Kelly Ufodiama

Personal information
- Full name: Kelly Ufodiama
- Nationality: Nigeria United States
- Born: 9 June 2006 (age 20)
- Education: East Carolina University
- Height: 5 ft 8 in (173 cm)

Sport
- Sport: Athletics Sprint
- Event: 100 m 200 meters

Achievements and titles
- Personal bests: 60M: 7.14 (Louisville, 2026) 100M: 11.40 (Gainesville, 2026) 200M: 22.53 (Gainesville, 2026)

= Kelly Ufodiama =

Nigerian-American track and field athlete

Kelly Ufodiama (born 9 June 2006) is a Nigerian-American track and field athlete. She now represents Nigeria after switching allegiance and became eligible to represent the country on 15 May 2025 before reverting to the USA.

== Education ==
Ufodiama was born in the United States and is from Round Rock, Texas. She attended Cedar Ridge High School before moving to East Carolina University, where she competes in athletics.

== Career ==
During the 2024–2025 season, she competed in six meets, winning four. She also won the American Athletic Conference Championships in the 60m and 200m. In 2025, she earned several honors, including American Athletic Conference Indoor Track Most Valuable Performer, Freshman of the Year, and Most Outstanding Performance. Ufodiama also broke program records in the 60m and 200m.

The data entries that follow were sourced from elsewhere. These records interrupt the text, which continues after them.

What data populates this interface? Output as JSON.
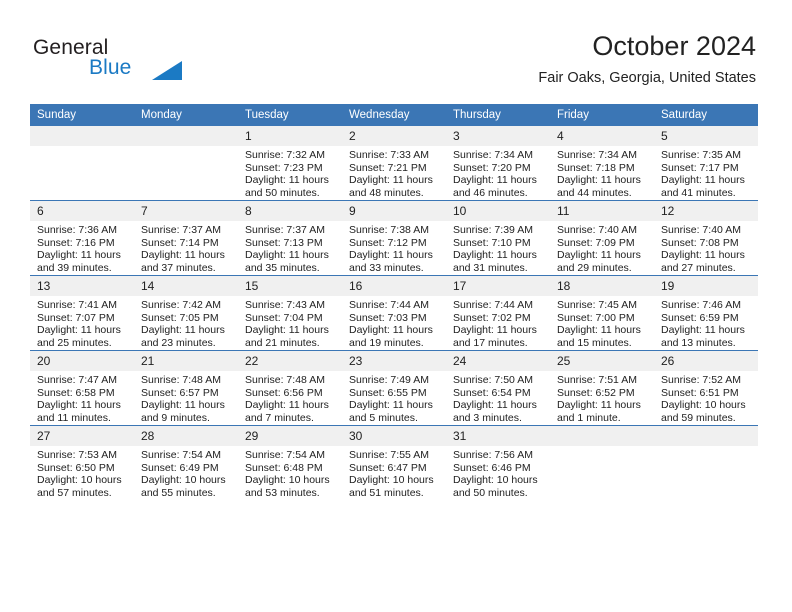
{
  "brand": {
    "name_part1": "General",
    "name_part2": "Blue",
    "logo_color": "#1b7ac4"
  },
  "header": {
    "title": "October 2024",
    "location": "Fair Oaks, Georgia, United States"
  },
  "theme": {
    "header_row_bg": "#3b76b5",
    "date_band_bg": "#f0f0f0",
    "separator": "#3b76b5",
    "text": "#222222"
  },
  "weekday_headers": [
    "Sunday",
    "Monday",
    "Tuesday",
    "Wednesday",
    "Thursday",
    "Friday",
    "Saturday"
  ],
  "labels": {
    "sunrise_prefix": "Sunrise:",
    "sunset_prefix": "Sunset:",
    "daylight_prefix": "Daylight:"
  },
  "weeks": [
    [
      {
        "day": "",
        "blank": true,
        "sunrise": "",
        "sunset": "",
        "daylight_line1": "",
        "daylight_line2": ""
      },
      {
        "day": "",
        "blank": true,
        "sunrise": "",
        "sunset": "",
        "daylight_line1": "",
        "daylight_line2": ""
      },
      {
        "day": "1",
        "blank": false,
        "sunrise": "Sunrise: 7:32 AM",
        "sunset": "Sunset: 7:23 PM",
        "daylight_line1": "Daylight: 11 hours",
        "daylight_line2": "and 50 minutes."
      },
      {
        "day": "2",
        "blank": false,
        "sunrise": "Sunrise: 7:33 AM",
        "sunset": "Sunset: 7:21 PM",
        "daylight_line1": "Daylight: 11 hours",
        "daylight_line2": "and 48 minutes."
      },
      {
        "day": "3",
        "blank": false,
        "sunrise": "Sunrise: 7:34 AM",
        "sunset": "Sunset: 7:20 PM",
        "daylight_line1": "Daylight: 11 hours",
        "daylight_line2": "and 46 minutes."
      },
      {
        "day": "4",
        "blank": false,
        "sunrise": "Sunrise: 7:34 AM",
        "sunset": "Sunset: 7:18 PM",
        "daylight_line1": "Daylight: 11 hours",
        "daylight_line2": "and 44 minutes."
      },
      {
        "day": "5",
        "blank": false,
        "sunrise": "Sunrise: 7:35 AM",
        "sunset": "Sunset: 7:17 PM",
        "daylight_line1": "Daylight: 11 hours",
        "daylight_line2": "and 41 minutes."
      }
    ],
    [
      {
        "day": "6",
        "blank": false,
        "sunrise": "Sunrise: 7:36 AM",
        "sunset": "Sunset: 7:16 PM",
        "daylight_line1": "Daylight: 11 hours",
        "daylight_line2": "and 39 minutes."
      },
      {
        "day": "7",
        "blank": false,
        "sunrise": "Sunrise: 7:37 AM",
        "sunset": "Sunset: 7:14 PM",
        "daylight_line1": "Daylight: 11 hours",
        "daylight_line2": "and 37 minutes."
      },
      {
        "day": "8",
        "blank": false,
        "sunrise": "Sunrise: 7:37 AM",
        "sunset": "Sunset: 7:13 PM",
        "daylight_line1": "Daylight: 11 hours",
        "daylight_line2": "and 35 minutes."
      },
      {
        "day": "9",
        "blank": false,
        "sunrise": "Sunrise: 7:38 AM",
        "sunset": "Sunset: 7:12 PM",
        "daylight_line1": "Daylight: 11 hours",
        "daylight_line2": "and 33 minutes."
      },
      {
        "day": "10",
        "blank": false,
        "sunrise": "Sunrise: 7:39 AM",
        "sunset": "Sunset: 7:10 PM",
        "daylight_line1": "Daylight: 11 hours",
        "daylight_line2": "and 31 minutes."
      },
      {
        "day": "11",
        "blank": false,
        "sunrise": "Sunrise: 7:40 AM",
        "sunset": "Sunset: 7:09 PM",
        "daylight_line1": "Daylight: 11 hours",
        "daylight_line2": "and 29 minutes."
      },
      {
        "day": "12",
        "blank": false,
        "sunrise": "Sunrise: 7:40 AM",
        "sunset": "Sunset: 7:08 PM",
        "daylight_line1": "Daylight: 11 hours",
        "daylight_line2": "and 27 minutes."
      }
    ],
    [
      {
        "day": "13",
        "blank": false,
        "sunrise": "Sunrise: 7:41 AM",
        "sunset": "Sunset: 7:07 PM",
        "daylight_line1": "Daylight: 11 hours",
        "daylight_line2": "and 25 minutes."
      },
      {
        "day": "14",
        "blank": false,
        "sunrise": "Sunrise: 7:42 AM",
        "sunset": "Sunset: 7:05 PM",
        "daylight_line1": "Daylight: 11 hours",
        "daylight_line2": "and 23 minutes."
      },
      {
        "day": "15",
        "blank": false,
        "sunrise": "Sunrise: 7:43 AM",
        "sunset": "Sunset: 7:04 PM",
        "daylight_line1": "Daylight: 11 hours",
        "daylight_line2": "and 21 minutes."
      },
      {
        "day": "16",
        "blank": false,
        "sunrise": "Sunrise: 7:44 AM",
        "sunset": "Sunset: 7:03 PM",
        "daylight_line1": "Daylight: 11 hours",
        "daylight_line2": "and 19 minutes."
      },
      {
        "day": "17",
        "blank": false,
        "sunrise": "Sunrise: 7:44 AM",
        "sunset": "Sunset: 7:02 PM",
        "daylight_line1": "Daylight: 11 hours",
        "daylight_line2": "and 17 minutes."
      },
      {
        "day": "18",
        "blank": false,
        "sunrise": "Sunrise: 7:45 AM",
        "sunset": "Sunset: 7:00 PM",
        "daylight_line1": "Daylight: 11 hours",
        "daylight_line2": "and 15 minutes."
      },
      {
        "day": "19",
        "blank": false,
        "sunrise": "Sunrise: 7:46 AM",
        "sunset": "Sunset: 6:59 PM",
        "daylight_line1": "Daylight: 11 hours",
        "daylight_line2": "and 13 minutes."
      }
    ],
    [
      {
        "day": "20",
        "blank": false,
        "sunrise": "Sunrise: 7:47 AM",
        "sunset": "Sunset: 6:58 PM",
        "daylight_line1": "Daylight: 11 hours",
        "daylight_line2": "and 11 minutes."
      },
      {
        "day": "21",
        "blank": false,
        "sunrise": "Sunrise: 7:48 AM",
        "sunset": "Sunset: 6:57 PM",
        "daylight_line1": "Daylight: 11 hours",
        "daylight_line2": "and 9 minutes."
      },
      {
        "day": "22",
        "blank": false,
        "sunrise": "Sunrise: 7:48 AM",
        "sunset": "Sunset: 6:56 PM",
        "daylight_line1": "Daylight: 11 hours",
        "daylight_line2": "and 7 minutes."
      },
      {
        "day": "23",
        "blank": false,
        "sunrise": "Sunrise: 7:49 AM",
        "sunset": "Sunset: 6:55 PM",
        "daylight_line1": "Daylight: 11 hours",
        "daylight_line2": "and 5 minutes."
      },
      {
        "day": "24",
        "blank": false,
        "sunrise": "Sunrise: 7:50 AM",
        "sunset": "Sunset: 6:54 PM",
        "daylight_line1": "Daylight: 11 hours",
        "daylight_line2": "and 3 minutes."
      },
      {
        "day": "25",
        "blank": false,
        "sunrise": "Sunrise: 7:51 AM",
        "sunset": "Sunset: 6:52 PM",
        "daylight_line1": "Daylight: 11 hours",
        "daylight_line2": "and 1 minute."
      },
      {
        "day": "26",
        "blank": false,
        "sunrise": "Sunrise: 7:52 AM",
        "sunset": "Sunset: 6:51 PM",
        "daylight_line1": "Daylight: 10 hours",
        "daylight_line2": "and 59 minutes."
      }
    ],
    [
      {
        "day": "27",
        "blank": false,
        "sunrise": "Sunrise: 7:53 AM",
        "sunset": "Sunset: 6:50 PM",
        "daylight_line1": "Daylight: 10 hours",
        "daylight_line2": "and 57 minutes."
      },
      {
        "day": "28",
        "blank": false,
        "sunrise": "Sunrise: 7:54 AM",
        "sunset": "Sunset: 6:49 PM",
        "daylight_line1": "Daylight: 10 hours",
        "daylight_line2": "and 55 minutes."
      },
      {
        "day": "29",
        "blank": false,
        "sunrise": "Sunrise: 7:54 AM",
        "sunset": "Sunset: 6:48 PM",
        "daylight_line1": "Daylight: 10 hours",
        "daylight_line2": "and 53 minutes."
      },
      {
        "day": "30",
        "blank": false,
        "sunrise": "Sunrise: 7:55 AM",
        "sunset": "Sunset: 6:47 PM",
        "daylight_line1": "Daylight: 10 hours",
        "daylight_line2": "and 51 minutes."
      },
      {
        "day": "31",
        "blank": false,
        "sunrise": "Sunrise: 7:56 AM",
        "sunset": "Sunset: 6:46 PM",
        "daylight_line1": "Daylight: 10 hours",
        "daylight_line2": "and 50 minutes."
      },
      {
        "day": "",
        "blank": true,
        "sunrise": "",
        "sunset": "",
        "daylight_line1": "",
        "daylight_line2": ""
      },
      {
        "day": "",
        "blank": true,
        "sunrise": "",
        "sunset": "",
        "daylight_line1": "",
        "daylight_line2": ""
      }
    ]
  ]
}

She became the first athlete in American Athletic Conference history to sweep the short sprint series (60m, 100m, and 200m) twice. This earned her a trip to the NCAA Outdoor Championships in both the 100m and 200m, where she finished 22nd and 11th, respectively.

In 2026, Ufodiama earned Second-Team All-America honors in two events, placing 15th in the 60m and 12th in the 200m. She went on to win the 100m and 200m at the American Athletic Conference Championships in Birmingham.

After completing her transfer of allegiance from the United States to Nigeria, she is now eligible to represent Nigeria in international competition. In April 2026, she ran a wind-aided 100m personal best of 11.25 (+2.1) at the Aggie Invitational. As of today, Ufodiama has reverted to her USA nationality.